Teklif gelmedi. Zaten bir ekibin içindeydim. ‘Abi ilk sayıya ne yazacaksın?’ diye sordular. Ben de nasıl bir konsept yaratacağıma karar verdim. Şehir öykülerini anlatmaya karar verdim.
Hâlihazırda aktif bir şekilde gazetecilik yaparken bir edebiyat dergisinde düzenli olarak yazma fikri size neler düşündürdü, nasıl değerlendirdiniz?
Edebiyata uzak değilim. Kendimi bir anlatıcı olarak değerlendiririm. Hatta edebiyatçı kimliğimin gazetecilikten önde geldiğini düşünürüm.
‘Küçükpazarlı Fındık Emin’i anlatarak başladığınız; ‘Yaşam Pahalı, Ölüm Ucuzladı’ diyerek bizi Karacaahmet’e Uğursuz Nuri’nin mezarı başına götürdüğünüz; Silvan’da gözlerinde korku olmayan çocukları, Bahar ve Berivan’ı, Narin’in ayakkabısındaki ‘Kesik’in yüreğimize atılan bir jilet gibi acıttığını; aynı zamanda bir sabah Mimar Sinan çeşmesinde üzerimizde ‘İstanbul’ tişörtü ile uyandıran yazınız… Peki, bir sonraki sayıda ne yazacağınız hakkındaki seçiminizi nasıl yapıyorsunuz?
Gazeteciliğin avantajlarını kullanıp gündemden yararlanıyorum. Uzun uzadıya planlar yapmam. Ne yazacağımı hayatın kendisi belirler.
Bir yazı yazmak istiyoruz, dergide yayımlansın… Sadece sayfayı kapladığıyla kalmasın, okunsun da. Sizin için bir yazının dergide yer almasını sağlayacak ölçüt nedir?

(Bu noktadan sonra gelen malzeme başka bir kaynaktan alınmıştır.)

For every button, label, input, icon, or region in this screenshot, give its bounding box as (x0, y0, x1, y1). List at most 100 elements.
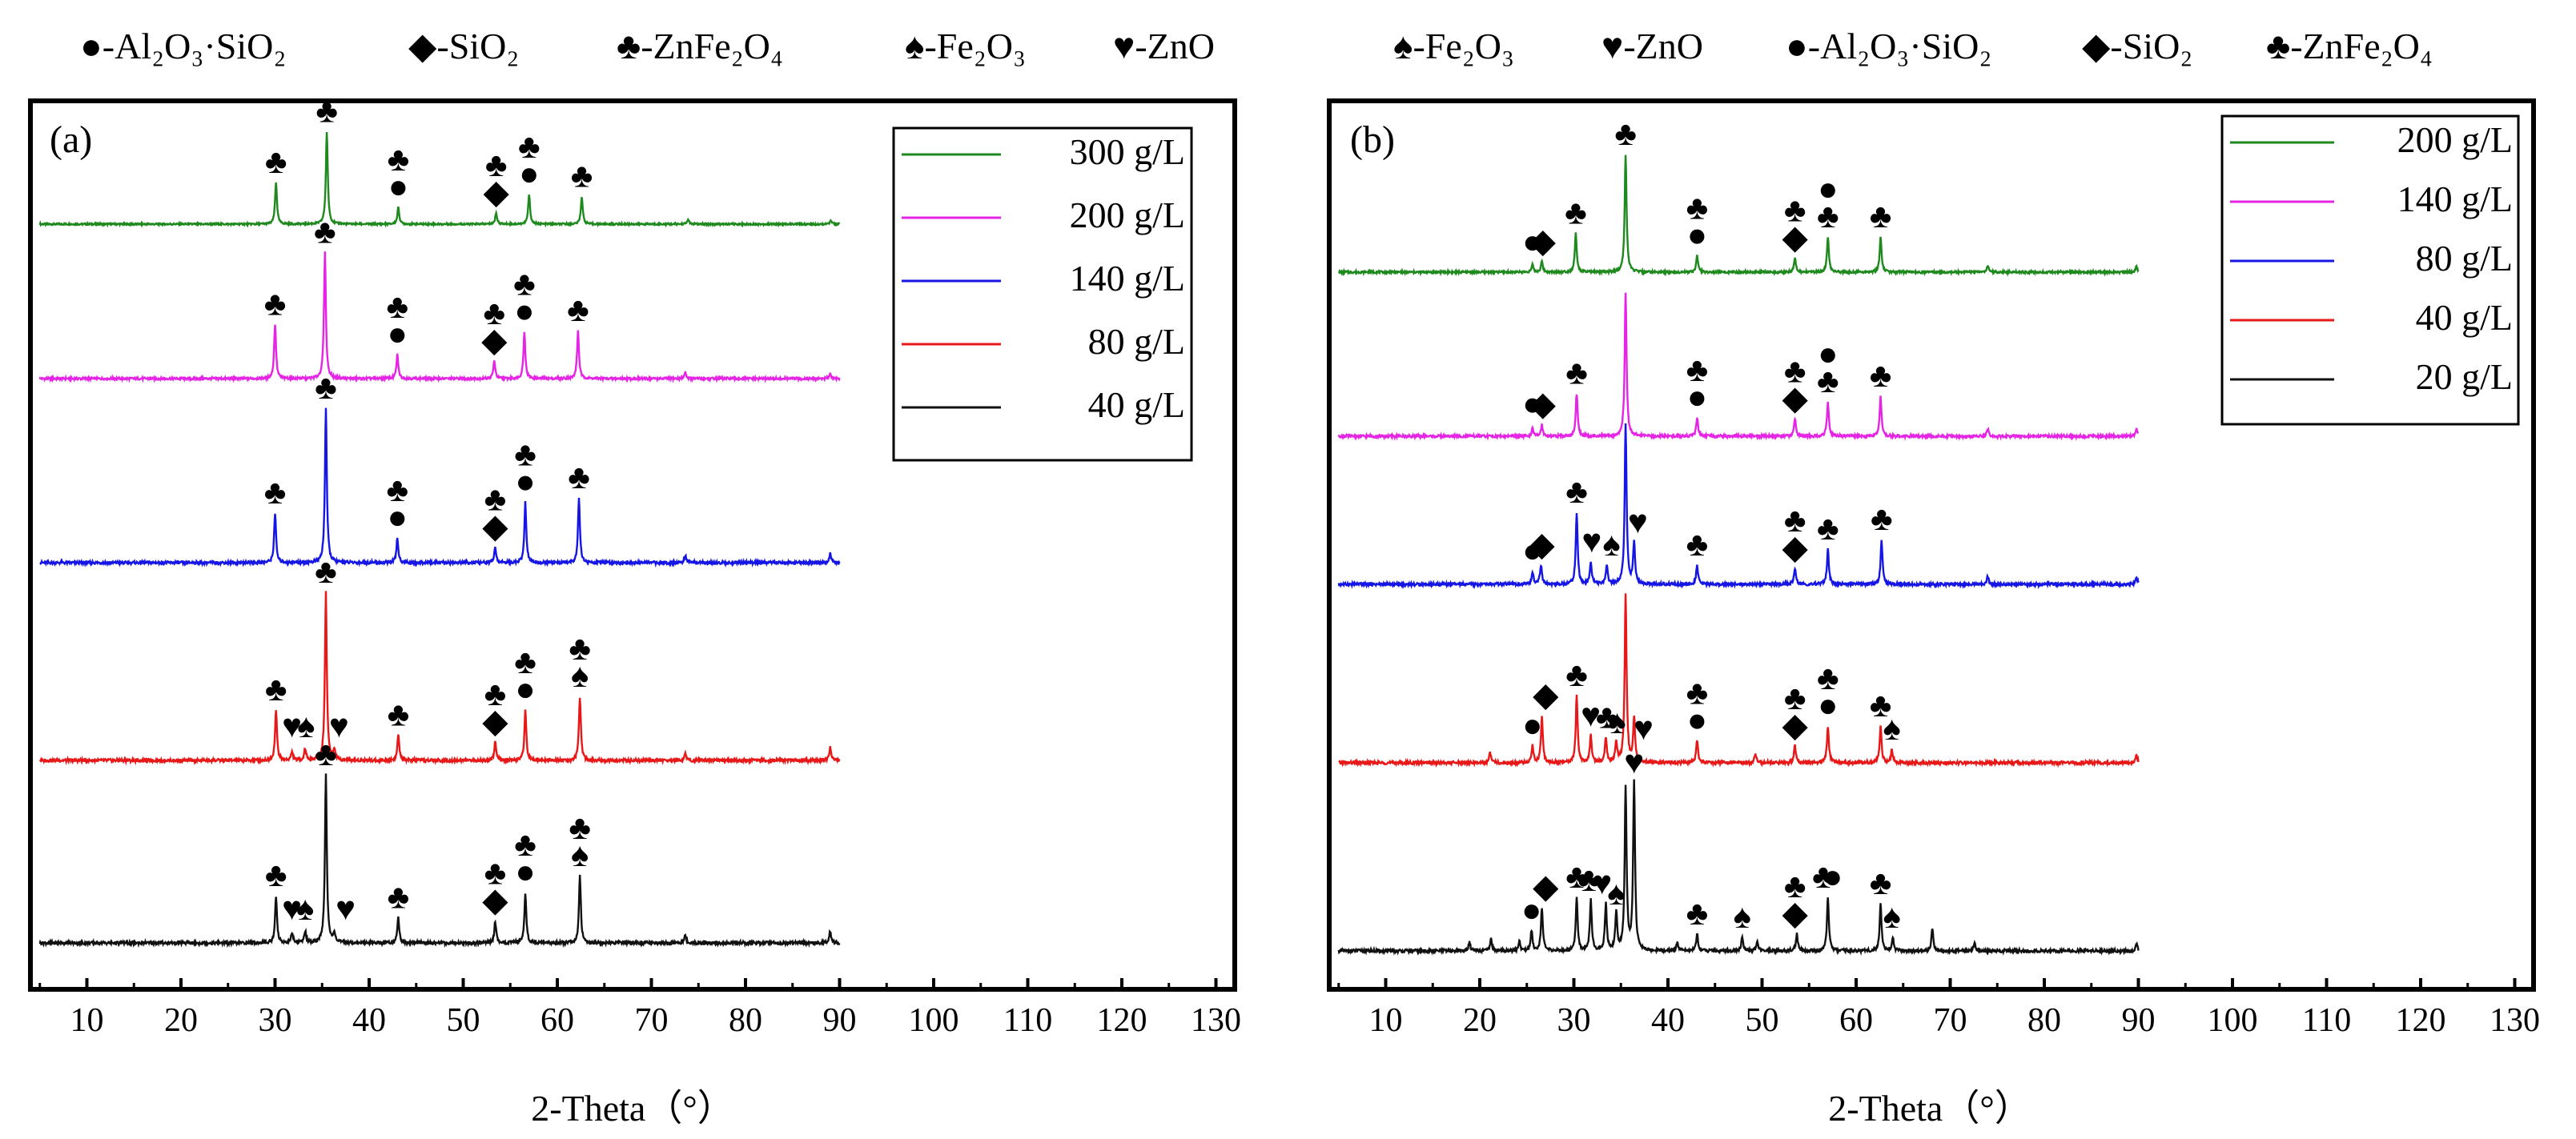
phase-marker: ♣ (1565, 195, 1587, 231)
phase-marker: ♥ (1624, 744, 1644, 781)
x-tick-label: 20 (164, 1002, 198, 1039)
legend-label: 140 g/L (1070, 258, 1185, 299)
phase-marker: ♣ (265, 144, 287, 181)
phase-legend-a-item: ●-Al₂O₃·SiO₂ (80, 26, 286, 66)
phase-legend-b-item: ●-Al₂O₃·SiO₂ (1786, 26, 1991, 66)
phase-marker: ◆ (1530, 387, 1557, 423)
panel-a-xlabel: 2-Theta（°） (531, 1088, 733, 1129)
x-tick-label: 50 (1746, 1002, 1779, 1039)
x-tick-label: 130 (2490, 1002, 2540, 1039)
phase-marker: ♣ (569, 631, 591, 668)
phase-marker: ♣ (1817, 511, 1839, 547)
phase-marker: ♣ (1578, 862, 1601, 899)
phase-marker: ♣ (1686, 896, 1709, 932)
x-tick-label: 30 (259, 1002, 292, 1039)
phase-marker: ♣ (1784, 354, 1806, 391)
phase-marker: ♥ (282, 891, 302, 928)
panel-a: (a) ♣♣●♣◆♣ ●♣♣♣♣●♣◆♣ ●♣♣♣♣●♣◆♣ ●♣♣♣♥♠♣♥ ♣ ◆♣ ●… (28, 94, 1241, 1129)
x-tick-label: 30 (1557, 1002, 1591, 1039)
phase-marker: ♣ (386, 289, 408, 326)
phase-marker: ◆ (1782, 530, 1808, 567)
x-tick-label: 110 (2302, 1002, 2351, 1039)
phase-marker: ♠ (1602, 527, 1620, 563)
phase-marker: ♣ (1812, 859, 1835, 896)
phase-marker: ♣ (1817, 660, 1839, 697)
phase-legend-a: ●-Al₂O₃·SiO₂ ◆-SiO₂ ♣-ZnFe₂O₄ ♠-Fe₂O₃ ♥-… (80, 26, 1215, 66)
phase-marker: ♣ (1870, 865, 1892, 902)
legend-label: 20 g/L (2416, 356, 2513, 397)
phase-marker: ♠ (1734, 899, 1751, 936)
phase-marker: ♣ (314, 215, 336, 251)
phase-marker: ♥ (329, 708, 349, 745)
phase-marker: ♣ (388, 697, 410, 734)
phase-marker: ♠ (571, 658, 589, 695)
phase-marker: ● (1818, 688, 1838, 724)
phase-legend-a-item: ◆-SiO₂ (408, 26, 519, 66)
phase-marker: ● (388, 169, 408, 206)
phase-marker: ♥ (1628, 504, 1648, 541)
phase-marker: ● (1822, 859, 1843, 896)
phase-marker: ♣ (1565, 474, 1588, 511)
phase-marker: ♣ (485, 147, 508, 184)
x-tick-label: 10 (70, 1002, 104, 1039)
phase-marker: ● (1522, 224, 1542, 261)
phase-marker: ◆ (481, 323, 508, 359)
phase-marker: ♣ (1565, 859, 1588, 896)
phase-marker: ♣ (1565, 355, 1588, 391)
phase-legend-a-item: ♣-ZnFe₂O₄ (617, 26, 783, 66)
phase-marker: ♣ (569, 810, 591, 847)
phase-marker: ◆ (1782, 896, 1808, 932)
panel-b: (b) ●◆♣♣●♣◆♣ ♣●♣●◆♣●♣◆♣ ♣●♣●◆♣♥ ♠♥♣ ◆♣ ♣ ♣●◆♣♥… (1327, 98, 2540, 1129)
series-line-80-g-l (38, 591, 841, 766)
phase-marker: ♥ (1581, 523, 1601, 560)
x-tick-label: 40 (1651, 1002, 1685, 1039)
phase-marker: ♣ (1565, 657, 1588, 694)
phase-marker: ♣ (1686, 527, 1709, 563)
phase-marker: ♣ (513, 267, 536, 303)
phase-marker: ♣ (1686, 352, 1709, 389)
phase-marker: ● (1687, 217, 1707, 254)
series-legend-b (2220, 114, 2520, 426)
phase-marker: ♣ (388, 880, 410, 916)
phase-marker: ♣ (1871, 501, 1893, 538)
x-tick-label: 20 (1463, 1002, 1497, 1039)
series-line-140-g-l (1337, 292, 2140, 442)
phase-legend-b-item: ♥-ZnO (1601, 26, 1703, 66)
phase-marker: ♣ (1784, 868, 1806, 905)
phase-legend-a-item: ♥-ZnO (1113, 26, 1215, 66)
phase-marker: ◆ (1529, 527, 1555, 563)
phase-marker: ♣ (1686, 190, 1709, 227)
x-tick-label: 60 (1839, 1002, 1873, 1039)
x-tick-label: 80 (2027, 1002, 2061, 1039)
x-tick-label: 100 (909, 1002, 959, 1039)
legend-label: 40 g/L (1088, 384, 1185, 425)
phase-marker: ♣ (264, 286, 287, 323)
phase-marker: ♣ (1596, 700, 1618, 736)
phase-marker: ♣ (1614, 116, 1637, 153)
phase-marker: ● (515, 464, 535, 501)
phase-marker: ◆ (1782, 219, 1808, 256)
phase-marker: ● (1522, 708, 1542, 744)
phase-marker: ♣ (484, 676, 507, 713)
phase-marker: ♣ (518, 129, 541, 166)
phase-legend-b: ♠-Fe₂O₃ ♥-ZnO ●-Al₂O₃·SiO₂ ◆-SiO₂ ♣-ZnFe… (1393, 26, 2433, 66)
phase-marker: ● (1522, 533, 1542, 570)
phase-marker: ♣ (483, 295, 505, 332)
phase-marker: ♣ (484, 482, 507, 519)
phase-marker: ● (515, 672, 535, 708)
x-tick-label: 60 (541, 1002, 574, 1039)
x-tick-label: 70 (635, 1002, 669, 1039)
legend-label: 140 g/L (2397, 178, 2513, 219)
phase-marker: ♠ (571, 837, 589, 874)
phase-marker: ♠ (1883, 711, 1900, 748)
x-tick-label: 10 (1369, 1002, 1403, 1039)
phase-marker: ♣ (315, 554, 337, 591)
phase-marker: ♣ (264, 475, 287, 511)
panel-b-frame (1327, 98, 2536, 992)
phase-marker: ♥ (1634, 711, 1654, 748)
phase-marker: ◆ (1533, 677, 1559, 714)
phase-marker: ● (388, 499, 408, 536)
legend-label: 80 g/L (2416, 238, 2513, 279)
series-line-300-g-l (38, 132, 841, 228)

Benim içime sinen her yazı ‘olmuş’ demektir. Edebiyat, sanat bana göre toplumsal. Ancak sanatın, kişiye özel bir durumu da var elbette.
Bir dergide yazıyor olmanın avantajları ve dezavantajları nelerdir?
Bir dergide yazmak günlük gazetenin ‘sabun köpüğü’ tüketiminden biraz olsun uzaklaşmayı sağlar. Dergi okuru arşivcidir, kolleksiyonerdir. Bu açıdan yıllar sonra, bir dergide yazdığınız yazı ile karşılaşma şansınız daha yüksektir. Dergicilik size başka projeleri geliştirme şansı da verir.